Texas Rangers keep preparing for season, but MLB commissioner says there is no 'plan'

Chris Woodward hasn't left the Phoenix metro area for Dallas-Fort Worth since becoming Texas Rangers manager, though he and the family are packing up for a move after the school year ends.

So, he was stationed at his home in Chandler last week when various outlets reported that Major League Baseball was contemplating holding its entire season at the spring sites in Arizona.

The idea is easy to poke holes through. Just consider the logistics of dropping 30 teams into one area and then restricting them to only their hotels and ballparks.

So is the new notion that Florida could host the season after Gov. Ron DeSantis declared sporting events essential business. Travel and weather issues are why teams prefer training in Arizona.

But the ideas are an indication to Woodward that MLB is leaving no stones unturned as it tries to start its 2020 season amid the coronavirus pandemic. His hope and belief is that Rangers players are taking their training seriously for whenever baseball does resume.

"I feel like right now we have a pretty good awareness of what guys are doing and how they're getting ready," Woodward said. "Some guys have better situations than others, but overall I feel pretty comfortable that guys are doing what they're supposed to do."

Willie Calhoun said that he hits a couple times a week with a small group of Rangers players that includes Joey Gallo and Danny Santana, the projected starting outfield.
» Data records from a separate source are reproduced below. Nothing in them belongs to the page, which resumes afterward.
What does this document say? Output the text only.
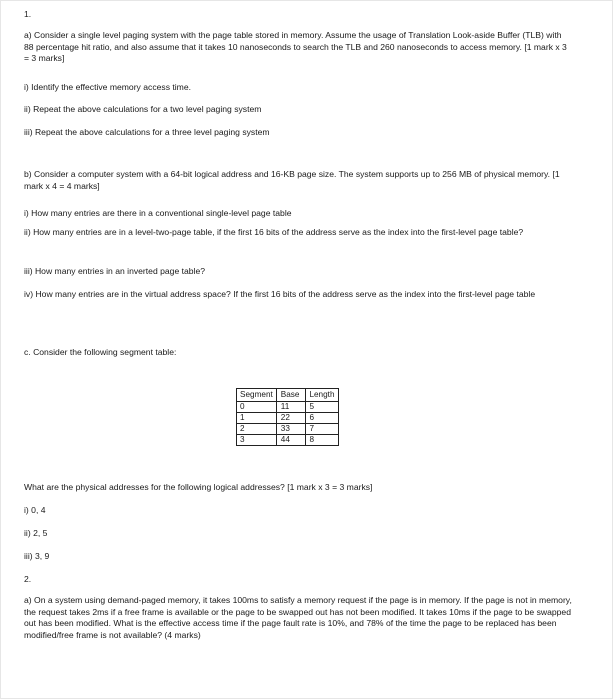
1.

a) Consider a single level paging system with the page table stored in memory. Assume the usage of Translation Look-aside Buffer (TLB) with 88 percentage hit ratio, and also assume that it takes 10 nanoseconds to search the TLB and 260 nanoseconds to access memory. [1 mark x 3 = 3 marks]

i) Identify the effective memory access time.

ii) Repeat the above calculations for a two level paging system

iii) Repeat the above calculations for a three level paging system

b) Consider a computer system with a 64-bit logical address and 16-KB page size. The system supports up to 256 MB of physical memory. [1 mark x 4 = 4 marks]

i) How many entries are there in a conventional single-level page table

ii) How many entries are in a level-two-page table, if the first 16 bits of the address serve as the index into the first-level page table?

iii) How many entries in an inverted page table?

iv) How many entries are in the virtual address space? If the first 16 bits of the address serve as the index into the first-level page table

c. Consider the following segment table:

Segment	Base	Length
0	11	5
1	22	6
2	33	7
3	44	8

What are the physical addresses for the following logical addresses? [1 mark x 3 = 3 marks]

i) 0, 4

ii) 2, 5

iii) 3, 9

2.

a) On a system using demand-paged memory, it takes 100ms to satisfy a memory request if the page is in memory. If the page is not in memory, the request takes 2ms if a free frame is available or the page to be swapped out has not been modified. It takes 10ms if the page to be swapped out has been modified. What is the effective access time if the page fault rate is 10%, and 78% of the time the page to be replaced has been modified/free frame is not available? (4 marks)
Woodward said that the projected members of the starting rotation continue to throw off a mound.

But the Rangers won't truly know how well players worked during the shutdown until baseball resumes, whenever that might be.

"We're trying to prepare, to keep these guys ready so if a call is made that, say, we have a month to get ready, it's not a massive task to try to get these guys ready to play," Woodward said. "That's the hard part because we don't know exactly when that's going to be."

The CDC has limited the size of public gatherings to no more than 10 people through May 11. The latest numbers indicate a flattening of the curve of COVID-19 cases, and President Trump and Texas Gov. Greg Abbott are hoping to reopen the economy on a staggered basis.

MLB Commissioner Rob Manfred told the Fox Business Network that he wants baseball to be a part of the economic recovery, but also downplayed that baseball has a definite plan to start the season.

"We have a variety of contingency plans that we have talked about and worked on," he said. "'Plans' may be too strong a word. 'Ideas' may be a better word. All of them are designed to address limitations that may exist when businesses restart _ travel limitations, limitations on mass gatherings that may still exist.

"So from our perspective we don't have a plan, we have lots of ideas. What ideas come to fruition will depend on what the restrictions are, what the public health situation is. But we are intent on the idea of trying to make baseball part of the recovery _ the economic recovery _ and sort of a milestone on the return of normalcy."